Sarah is a recovering alcoholic who gave herself the gift of recovery

I felt like a total loser. Like I had nothing to offer this world and that everyone could easily go on without me. I felt like a burden to the people around me. And the only thing that seemed to fix this problem of mine was to drink and drug. When I was drunk I could replace the loneliness with numbness.

At the beginning I felt a sense of belonging when I drank, I could drink away the outsider that I felt like. And when I sobered up I couldn’t bear the pain of living one day with myself. So I drank more. And then I could forget even further who I was. The belonging I felt when I drank quickly was replaced with feelings of deeper distance, distance from others, distance from myself and distance from God. I was an empty shell of a human. I was a body filled with nothing. All I seemed to have inside of me was a sick desire to destroy myself and everything I could possibly become. 

I entered my third treatment centre at age 20. I listened to everything they told me. I surrendered all control of what I thought was the way I needed to live my life. My brain was broken and it was trying to kill me. I learned that I had a very deep spiritual malady and I needed God’s help. 

This beginning process of recovery was just the start for me, I was like a 6 year old child and I needed to be taught how to make myself food, how to support myself and how to be an acceptable citizen in society. I had to learn how to respect myself and others, how to set clear boundaries and how to be in a healthy relationship. This took me years, and I am still learning how to cope with my addictive, diseased mind. Sometimes I feel like my mind has been poisoned and my thoughts continue to pulse more poison through my veins until my whole body is sick. And this happens to me even in sobriety. 

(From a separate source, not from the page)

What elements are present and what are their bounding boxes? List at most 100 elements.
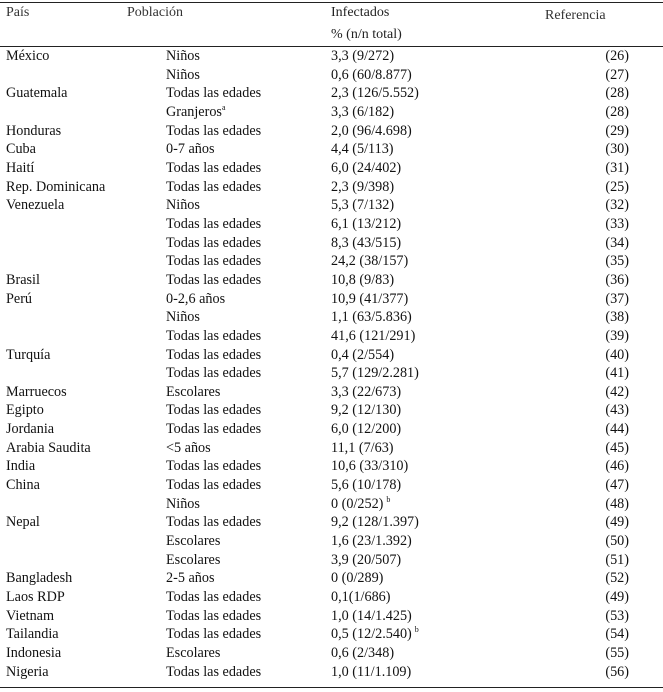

This disease is something I have to continue to fight daily. I have to remind myself constantly that I am an alcoholic/addict and I need to live a certain way if I want to stay alive. I no longer feel like I have to hustle for my worthiness or prove that I am enough (Although some days those feelings creep back in). I don’t have to act impulsively when I feel deep despair, I can reach out and connect with others because I know I am not alone anymore.

There is so much freedom in my life today. My eyes can see reality and my soul can feel love. The obsession to drink has been lifted, and although I have cravings to drink from time to time I now have a choice, because I have been shown a better way. I can be truly grateful for the life I have now and I have accomplished more than I ever thought possible. I am happy, joyous and free. There is a life in store for you that you don’t even know is possible, and I hope you give yourself the gift of recovery so you can find who you were meant to become. 

My name is Sarah and I am a recovering alcoholic.